I think this is an excellent way to begin our exploration of Tony Parker’s work. I’d like to try to sum it up now like this: Parker was someone who dedicated himself to listening to difficult things, and to bearing witness to people who had to endure difficult things. Both through the act of listening and the act of writing, and sometimes through both, he achieved a kind of transformation which made it possible for a truth to be heard, and to be taken in. Surely, this is the mark of an artist.

Wednesday 28 September 2011

An homage to Tony Parker


Earlier this year, I discovered Tony Parker. I was handed his 17th book, Life After Life (1990): twelve monologues by men and women held within the British penal system, each of them convicted of murder. How each person accounted for his or her crime was both a shock (it seemed to just pop out of their story) and deeply moving (as they grappled with the responsibility for what they have done). I couldn't put it down.

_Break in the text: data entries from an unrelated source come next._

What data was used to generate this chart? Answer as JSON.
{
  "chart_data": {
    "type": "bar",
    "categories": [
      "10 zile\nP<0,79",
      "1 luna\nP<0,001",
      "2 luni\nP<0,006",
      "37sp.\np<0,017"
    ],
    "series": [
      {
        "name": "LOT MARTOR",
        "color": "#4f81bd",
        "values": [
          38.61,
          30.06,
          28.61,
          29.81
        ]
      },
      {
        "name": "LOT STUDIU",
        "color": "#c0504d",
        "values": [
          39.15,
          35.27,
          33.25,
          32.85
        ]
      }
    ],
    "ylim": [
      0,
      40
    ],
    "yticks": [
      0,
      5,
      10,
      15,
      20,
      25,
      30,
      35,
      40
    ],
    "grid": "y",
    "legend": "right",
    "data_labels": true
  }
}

The simplicity of Parker's work is that he lends his ears (they were 'a national treasure', according to Anthony Storr, who should know about ears, having been a famous Jungian psychoanalyst in his time) and invited people to tell their story. He sometimes worked with someone for as long as two years to accumulate what he needed and then to find the key to cut the mass of words into a pithy monologue. He taped the conversations and transcribed them, and listened to and read them over and over again. This hard work paid off with lucid, simple, compelling stories, each one touching a truth.

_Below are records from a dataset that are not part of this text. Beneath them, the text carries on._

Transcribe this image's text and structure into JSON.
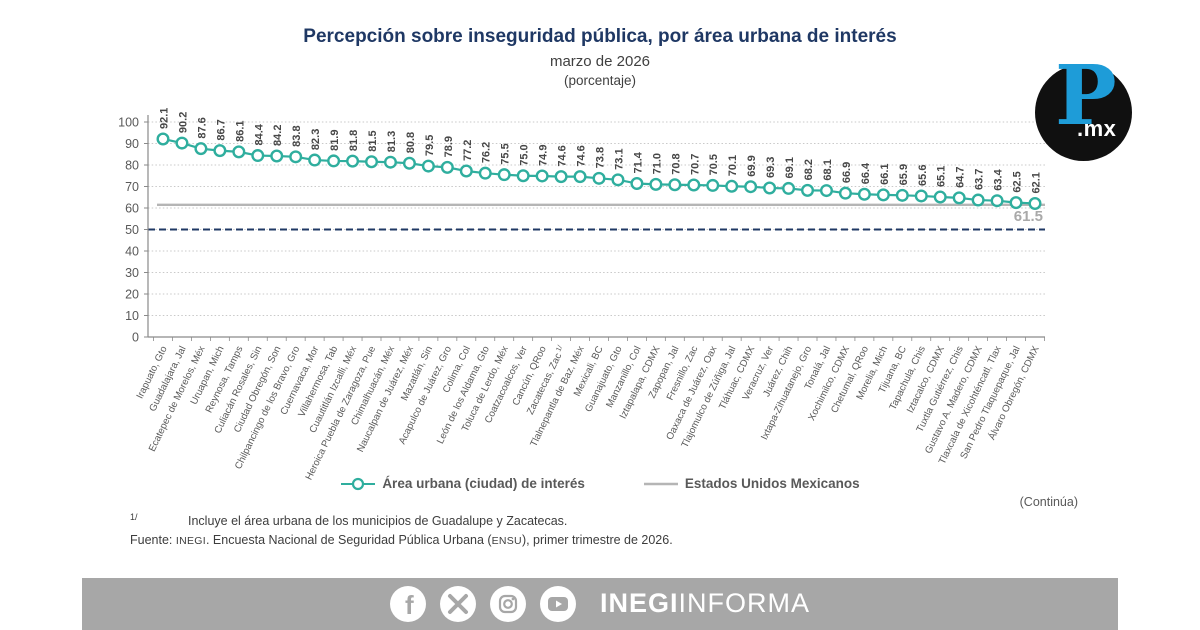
{
  "chart_data": {
    "type": "line",
    "title": "Percepción sobre inseguridad pública, por área urbana de interés",
    "subtitle": "marzo de 2026",
    "unit_label": "(porcentaje)",
    "categories": [
      "Irapuato, Gto",
      "Guadalajara, Jal",
      "Ecatepec de Morelos, Méx",
      "Uruapan, Mich",
      "Reynosa, Tamps",
      "Culiacán Rosales, Sin",
      "Ciudad Obregón, Son",
      "Chilpancingo de los Bravo, Gro",
      "Cuernavaca, Mor",
      "Villahermosa, Tab",
      "Cuautitlán Izcalli, Méx",
      "Heroica Puebla de Zaragoza, Pue",
      "Chimalhuacán, Méx",
      "Naucalpan de Juárez, Méx",
      "Mazatlán, Sin",
      "Acapulco de Juárez, Gro",
      "Colima, Col",
      "León de los Aldama, Gto",
      "Toluca de Lerdo, Méx",
      "Coatzacoalcos, Ver",
      "Cancún, QRoo",
      "Zacatecas, Zac",
      "Tlalnepantla de Baz, Méx",
      "Mexicali, BC",
      "Guanajuato, Gto",
      "Manzanillo, Col",
      "Iztapalapa, CDMX",
      "Zapopan, Jal",
      "Fresnillo, Zac",
      "Oaxaca de Juárez, Oax",
      "Tlajomulco de Zúñiga, Jal",
      "Tláhuac, CDMX",
      "Veracruz, Ver",
      "Juárez, Chih",
      "Ixtapa-Zihuatanejo, Gro",
      "Tonalá, Jal",
      "Xochimilco, CDMX",
      "Chetumal, QRoo",
      "Morelia, Mich",
      "Tijuana, BC",
      "Tapachula, Chis",
      "Iztacalco, CDMX",
      "Tuxtla Gutiérrez, Chis",
      "Gustavo A. Madero, CDMX",
      "Tlaxcala de Xicohténcatl, Tlax",
      "San Pedro Tlaquepaque, Jal",
      "Álvaro Obregón, CDMX"
    ],
    "values": [
      92.1,
      90.2,
      87.6,
      86.7,
      86.1,
      84.4,
      84.2,
      83.8,
      82.3,
      81.9,
      81.8,
      81.5,
      81.3,
      80.8,
      79.5,
      78.9,
      77.2,
      76.2,
      75.5,
      75.0,
      74.9,
      74.6,
      74.6,
      73.8,
      73.1,
      71.4,
      71.0,
      70.8,
      70.7,
      70.5,
      70.1,
      69.9,
      69.3,
      69.1,
      68.2,
      68.1,
      66.9,
      66.4,
      66.1,
      65.9,
      65.6,
      65.1,
      64.7,
      63.7,
      63.4,
      62.5,
      62.1
    ],
    "category_footnotes": {
      "21": "1/"
    },
    "ylim": [
      0,
      100
    ],
    "ytick_step": 10,
    "series_color": "#2FAE9E",
    "grid": "dotted-horizontal",
    "legend_position": "bottom",
    "reference_lines": [
      {
        "name": "Estados Unidos Mexicanos",
        "value": 61.5,
        "style": "solid",
        "color": "#b5b5b5",
        "width": 2.4,
        "label": "61.5"
      },
      {
        "name": "national-dashed-marker",
        "value": 50,
        "style": "dashed",
        "color": "#1F3864",
        "width": 2,
        "label": ""
      }
    ],
    "legend": [
      {
        "label": "Área urbana (ciudad) de interés",
        "type": "marker-line",
        "color": "#2FAE9E"
      },
      {
        "label": "Estados Unidos Mexicanos",
        "type": "line",
        "color": "#b5b5b5"
      }
    ],
    "colors": {
      "grid": "#c9c9c9",
      "axis": "#8a8a8a",
      "axis_text": "#595959",
      "value_label": "#474747",
      "ref_label": "#a9a9a9"
    }
  },
  "logo": {
    "letter": "P",
    "suffix": ".mx"
  },
  "annotations": {
    "continua": "(Continúa)"
  },
  "footnotes": {
    "marker": "1/",
    "note": "Incluye el área urbana de los municipios de Guadalupe y Zacatecas.",
    "fuente_parts": [
      "Fuente: ",
      "INEGI",
      ". Encuesta Nacional de Seguridad Pública Urbana (",
      "ENSU",
      "), primer trimestre de 2026."
    ]
  },
  "footer": {
    "bar_color": "#a7a7a7",
    "icons": [
      "facebook-icon",
      "x-icon",
      "instagram-icon",
      "youtube-icon"
    ],
    "brand_bold": "INEGI",
    "brand_regular": "INFORMA"
  }
}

His twenty-two books give truthful glimpses not only of convicts (with whom he began his work), but also lighthouse keepers (Lighthouse, 1975), miners (Redhill, 1986), people living on the Heygate Estate in Elephant & Castle (The People of Providence, 1983), denizens of Kansas (A Place Called Bird, 1989), the people of Russia in a time of cataclysmic transition (Russian Voices, 1991), citizens of Belfast (May the Lord in His Mercy Be Kind to Belfast, 1993), single mothers (In No Man's Land, 1972), and even Studs Terkel (1997). Before he died in 1996, he had begun to interview GPs as his next group and was planning to tackle psychoanalysts after that.
Of course, there were those who criticised Parker's work on the grounds that listening isn’t really work. It was too easy, they said – anyone could do it. His response was to invite them to go ahead and try.